Malta will not become Europe’s crisis centre for migrants, Foreign Affairs Minister Evarist Bartolo warned on Thursday. 

Calling for solidarity, he said Malta could not be expected to shoulder the weight of migration on its own “when ultimately it is protecting a European external border.”

“Malta will do its part on migration, but we will not and cannot be Europe’s crisis centre,” he said in a video uploaded on Facebook.

Bartolo said Malta had shown solidarity with other countries when needed, and it was now its turn to ask for support. 

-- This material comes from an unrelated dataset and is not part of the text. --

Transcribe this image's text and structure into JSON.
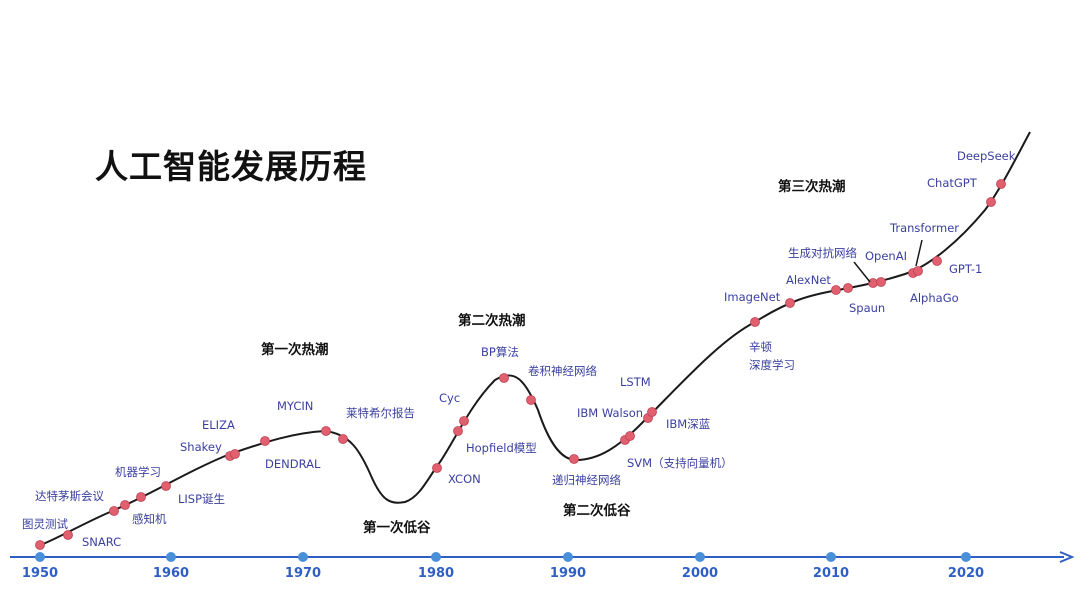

Being Europe’s smallest state had not stopped Malta from making every effort to save lives at sea for years. It was unfair to leave Malta on its own to carry this disproportionate burden: one percent of the population is made up of migrants waiting in detention centres to have their asylum application processed, he said. 

His appeal follows a statement by the UN Refugee Agency and International Organisation for Migration calling on Malta and European states to bring ashore 160 rescued people who have been aboard two Captain Morgan vessels for weeks.

Malta shut its ports to asylum seekers, citing the COVID-19 pandemic, in April.

It has since returned one group of migrants to Libya through the intervention of a private fishing boat

Separately, an inquiry is under way into claims the AFM “sabotaged” a migrant boat. The claims have been vehemently denied.

438% increase in Central Mediterranean arrivals

In his plea on Thursday, Bartolo said that since 2005, almost nine per cent of the population came through irregular migration routes.

Human traffickers had developed a very profitable business activity, he said, adding that the migration problem was a collective European responsibility.

“We need to find a way to address this challenge together, but we are being left alone. Words of sympathy are not enough. We need practical help. We need to relocate a number of migrants to other countries.”

In the first three months of this year there was an increase of 438% of migrant arrivals through the Central Mediterranean route.

"In April, this was three times as much. So far this year, 1,500 migrants have reached Malta – nearly half the total amount we had for the whole of last year. More arrivals are expected as summer approaches and the situation in Libya gets worse. 

"The bigger the problem gets, the less solidarity we get: since 2005, only eight percent of migrants in Malta have been relocated to other EU member states."